Over the course of a 10 week period, I solely wrote the backend software to allow for the images to corrode by the act of blinking. Each module / screen contained a 50” LCD screen which was mounted to the exhibition wall. Below the screen there was a cut out which housed the camera used to capture blinks. The cameras used were Logitech BRIO 4K camera. I choose these camera as they allow for 4K image capturing, allowing us to digital crop into the face without loss of quality. There are also rework kits for this camera which allows us to reuse the cameras if we needed it to detect solely infrared. Running all of this was a IMac 4.00Ghz. The IMac was a vital part of equipment since blinks happen in milliseconds speed, so the IMac had to have a fast processing speed to be able to process the images being sent from the camera and recognise the eye as being closed. The majority of the software was the same of the screen however depending on the images, certain parameters had to change. Each IMac ran 3 pieces of software, a python script, an Openframeworks application and an MQTT broker.

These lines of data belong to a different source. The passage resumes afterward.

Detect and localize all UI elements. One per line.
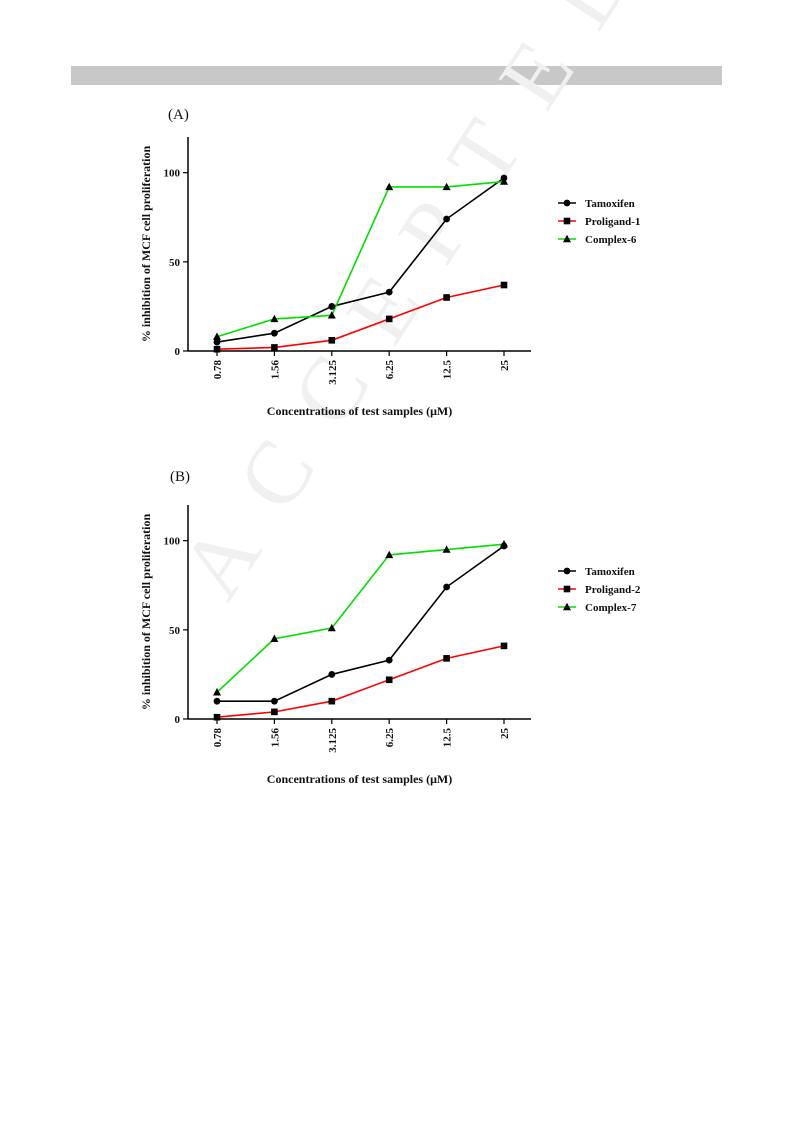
legend-marker — [563, 567, 571, 575]
legend-marker — [563, 585, 571, 593]
series-line — [216, 180, 505, 338]
y-tick-label: 50 — [169, 625, 181, 637]
y-tick-label: 100 — [164, 168, 181, 180]
series-line — [216, 284, 505, 351]
legend-label: Complex-6 — [585, 234, 637, 246]
legend-label: Proligand-1 — [585, 216, 640, 228]
x-tick-label: 6.25 — [384, 360, 396, 380]
data-point — [213, 338, 221, 346]
data-point — [442, 182, 451, 191]
y-tick-label: 0 — [175, 714, 181, 726]
x-tick-label: 1.56 — [269, 728, 281, 748]
x-axis-title: Concentrations of test samples (μM) — [267, 772, 452, 786]
series-line — [216, 543, 505, 693]
data-point — [328, 303, 336, 310]
data-point — [443, 655, 450, 662]
data-point — [271, 329, 278, 337]
y-tick-label: 100 — [164, 536, 181, 548]
data-point — [327, 623, 336, 632]
x-tick-label: 0.78 — [212, 728, 224, 748]
y-axis-title: % inhibition of MCF cell proliferation — [139, 146, 153, 343]
data-point — [385, 656, 393, 664]
legend-marker — [563, 217, 571, 225]
data-point — [270, 634, 279, 642]
legend-label: Complex-7 — [585, 602, 637, 614]
legend-label: Proligand-2 — [585, 584, 641, 596]
data-point — [500, 540, 508, 548]
data-point — [385, 676, 393, 684]
data-point — [271, 344, 278, 351]
x-tick-label: 6.25 — [384, 728, 396, 748]
data-point — [271, 708, 278, 716]
data-point — [443, 215, 450, 223]
panel-label-b: (B) — [170, 469, 190, 485]
chart-a: 0 50 100 0.78 1.56 3.125 6.25 12.5 25 Concentrati… — [139, 137, 640, 418]
data-point — [443, 294, 450, 301]
x-tick-label: 25 — [499, 360, 511, 372]
data-point — [385, 288, 393, 296]
legend-label: Tamoxifen — [585, 566, 635, 578]
x-tick-label: 12.5 — [442, 728, 454, 748]
data-point — [327, 311, 336, 319]
data-point — [328, 337, 336, 344]
data-point — [385, 182, 394, 191]
data-point — [385, 315, 393, 323]
data-point — [213, 688, 221, 696]
y-axis-title: % inhibition of MCF cell proliferation — [139, 514, 153, 711]
data-point — [270, 314, 279, 323]
series-line — [216, 177, 505, 343]
x-tick-label: 1.56 — [269, 360, 281, 380]
x-tick-label: 25 — [499, 728, 511, 740]
data-point — [443, 583, 450, 591]
legend-marker — [563, 602, 571, 611]
data-point — [500, 281, 508, 289]
data-point — [500, 177, 508, 185]
legend-marker — [563, 199, 571, 207]
x-tick-label: 0.78 — [212, 360, 224, 380]
data-point — [328, 671, 336, 678]
data-point — [271, 697, 278, 705]
data-point — [213, 345, 221, 353]
data-point — [213, 713, 221, 721]
y-tick-label: 0 — [175, 346, 181, 358]
legend-label: Tamoxifen — [585, 198, 635, 210]
legend-marker — [563, 234, 571, 243]
data-point — [500, 642, 508, 650]
panel-label-a: (A) — [168, 107, 189, 123]
series-line — [217, 545, 505, 702]
x-tick-label: 12.5 — [442, 360, 454, 380]
data-point — [442, 545, 451, 553]
data-point — [328, 697, 336, 705]
x-tick-label: 3.125 — [327, 360, 339, 385]
y-tick-label: 50 — [169, 257, 181, 269]
header-bar — [71, 66, 722, 85]
data-point — [213, 697, 221, 705]
x-axis-title: Concentrations of test samples (μM) — [267, 404, 452, 418]
data-point — [213, 332, 221, 340]
series-line — [216, 645, 505, 719]
chart-b: 0 50 100 0.78 1.56 3.125 6.25 12.5 25 Concentrati… — [139, 505, 641, 786]
data-point — [385, 550, 394, 559]
x-tick-label: 3.125 — [327, 728, 339, 753]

The python script was used to capture the blinks from the person. Using OpenCV and DLIB Machine learning, the script took the images from the camera and tried to find a face in the frame by using a 48-landmark recognition machine learning model. In early testing I found that the machine learning model is amazing for recognising multiple faces, which causes problems as we want the program to only identify one person at a time. To achieve this, the program would find the person who had the largest face surface area. Normally this would be someone closest to the picture/camera. Once a face was found, the script would zoom into the face and apply another machine learning model to detect the eyes. Once the eyes were detected 8 landmark points were assigned to the eyes to create an Eye-Aspect-Ratio (EAR) value. When the eye is open, you get a higher EAR value than when the eye is closed. An easy way to think of this is that it measure the surface area of your pupil and returns a value. When the EAR value is below a certain threshold for x number of frame, it is counted as your eye being closed and adds a blink. To ensure that the all races of people could use this, the threshold value would dynamically change based on the EAR values received over 2 seconds.

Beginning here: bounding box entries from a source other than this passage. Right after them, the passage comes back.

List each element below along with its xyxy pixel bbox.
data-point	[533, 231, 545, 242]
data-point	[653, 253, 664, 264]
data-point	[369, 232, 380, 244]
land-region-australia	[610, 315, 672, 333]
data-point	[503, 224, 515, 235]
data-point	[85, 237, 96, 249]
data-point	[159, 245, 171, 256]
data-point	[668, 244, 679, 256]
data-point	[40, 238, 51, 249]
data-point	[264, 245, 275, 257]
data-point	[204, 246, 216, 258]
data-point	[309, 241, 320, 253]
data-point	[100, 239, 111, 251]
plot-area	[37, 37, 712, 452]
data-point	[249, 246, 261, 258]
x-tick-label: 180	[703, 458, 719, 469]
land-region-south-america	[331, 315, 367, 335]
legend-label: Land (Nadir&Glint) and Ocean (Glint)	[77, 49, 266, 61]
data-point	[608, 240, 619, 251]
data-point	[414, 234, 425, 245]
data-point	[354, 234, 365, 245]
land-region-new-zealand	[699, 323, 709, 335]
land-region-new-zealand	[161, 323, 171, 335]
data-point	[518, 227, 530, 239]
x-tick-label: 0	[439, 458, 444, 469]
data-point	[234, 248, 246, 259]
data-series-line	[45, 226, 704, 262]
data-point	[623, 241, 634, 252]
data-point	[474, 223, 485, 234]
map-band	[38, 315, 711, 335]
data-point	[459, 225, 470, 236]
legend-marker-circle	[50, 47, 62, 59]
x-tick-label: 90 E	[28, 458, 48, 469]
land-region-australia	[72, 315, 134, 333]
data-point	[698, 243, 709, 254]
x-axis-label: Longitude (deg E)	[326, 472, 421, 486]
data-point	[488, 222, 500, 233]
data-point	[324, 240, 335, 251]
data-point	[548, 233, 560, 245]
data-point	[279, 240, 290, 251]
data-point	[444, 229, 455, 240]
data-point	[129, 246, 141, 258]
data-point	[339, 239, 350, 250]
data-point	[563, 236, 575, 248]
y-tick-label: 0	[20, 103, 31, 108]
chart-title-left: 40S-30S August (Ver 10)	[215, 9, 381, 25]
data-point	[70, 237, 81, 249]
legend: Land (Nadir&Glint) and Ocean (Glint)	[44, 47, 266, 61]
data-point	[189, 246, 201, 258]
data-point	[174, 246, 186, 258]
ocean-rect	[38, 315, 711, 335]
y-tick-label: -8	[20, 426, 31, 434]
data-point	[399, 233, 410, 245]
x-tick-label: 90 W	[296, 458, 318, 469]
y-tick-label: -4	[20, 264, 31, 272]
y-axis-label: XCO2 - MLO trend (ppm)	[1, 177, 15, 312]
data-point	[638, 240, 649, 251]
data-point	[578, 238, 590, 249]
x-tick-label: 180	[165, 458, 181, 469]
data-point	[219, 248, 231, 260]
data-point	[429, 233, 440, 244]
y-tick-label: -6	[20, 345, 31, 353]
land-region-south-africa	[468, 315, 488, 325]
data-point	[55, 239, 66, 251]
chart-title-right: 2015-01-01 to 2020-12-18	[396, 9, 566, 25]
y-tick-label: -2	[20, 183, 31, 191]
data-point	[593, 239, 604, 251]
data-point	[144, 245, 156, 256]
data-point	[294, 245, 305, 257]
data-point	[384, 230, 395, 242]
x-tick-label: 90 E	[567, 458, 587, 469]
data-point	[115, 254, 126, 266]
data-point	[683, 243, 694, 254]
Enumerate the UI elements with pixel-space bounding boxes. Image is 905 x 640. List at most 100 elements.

The python script tracked the amount of blinks which were received and this value were sent to the openframeworks script via MQTT messages. MQTT messages allow for QOS, meaning that they will always be retrieved by the application its being sent to. MQTT are similar to OSC messaging however they are used for IOT devices.

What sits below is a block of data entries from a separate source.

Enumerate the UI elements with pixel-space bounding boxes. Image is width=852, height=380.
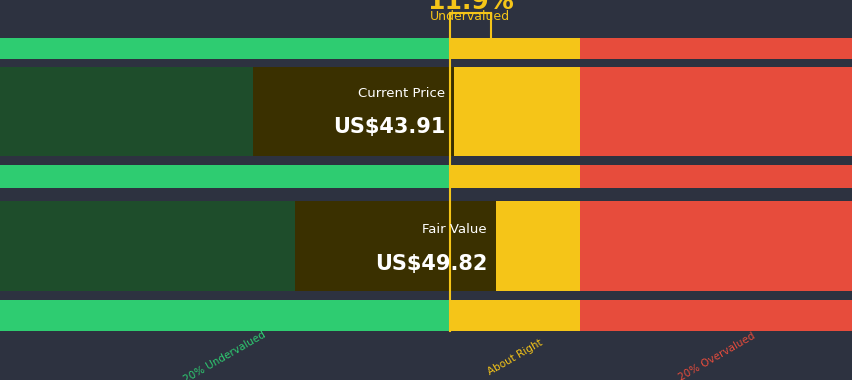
Bar — [579, 66, 852, 156]
Bar — [295, 201, 495, 291]
Bar — [253, 66, 453, 156]
Text: 20% Overvalued: 20% Overvalued — [676, 331, 756, 380]
Bar — [0, 300, 449, 331]
Bar — [0, 156, 852, 165]
Text: US$49.82: US$49.82 — [374, 254, 486, 274]
Bar — [0, 291, 852, 300]
Bar — [449, 38, 579, 59]
Bar — [579, 201, 852, 291]
Text: About Right: About Right — [485, 337, 544, 377]
Text: US$43.91: US$43.91 — [332, 117, 445, 137]
Text: 11.9%: 11.9% — [427, 0, 513, 14]
Bar — [0, 59, 852, 66]
Bar — [0, 66, 449, 156]
Text: Current Price: Current Price — [358, 87, 445, 100]
Bar — [491, 201, 579, 291]
Bar — [449, 165, 579, 188]
Bar — [449, 300, 579, 331]
Bar — [0, 165, 449, 188]
Bar — [449, 66, 579, 156]
Text: 20% Undervalued: 20% Undervalued — [181, 330, 268, 380]
Text: Fair Value: Fair Value — [422, 223, 486, 236]
Text: Undervalued: Undervalued — [430, 10, 509, 23]
Bar — [0, 38, 449, 59]
Bar — [579, 38, 852, 59]
Bar — [579, 300, 852, 331]
Bar — [0, 201, 491, 291]
Bar — [0, 188, 852, 201]
Bar — [579, 165, 852, 188]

The OpenFrameworks application displayed the photo and used a pixel sorting algorithm to sort/destroy the image. With each blink, a column of the 4k image is sorted. Once it reaches the end of the image then it loops back to the start. Pixel sorting works by sorting the pixels in an image in highest to lowest order. The pixel sorting stops when a pixel is below a certain value, and starts again when another value is achieved. The result ends up being an interesting “glitch” effect on the photos. Each image had different thresholds for the pixelsorting algorithm as each photo had different brightness values, and different amount of black and white pixels. Each photo was given starting values for the pixelsorting algorithm and an end value at 27,000 blinks. The algorithm worked its way to the end value over the course of the exhibition.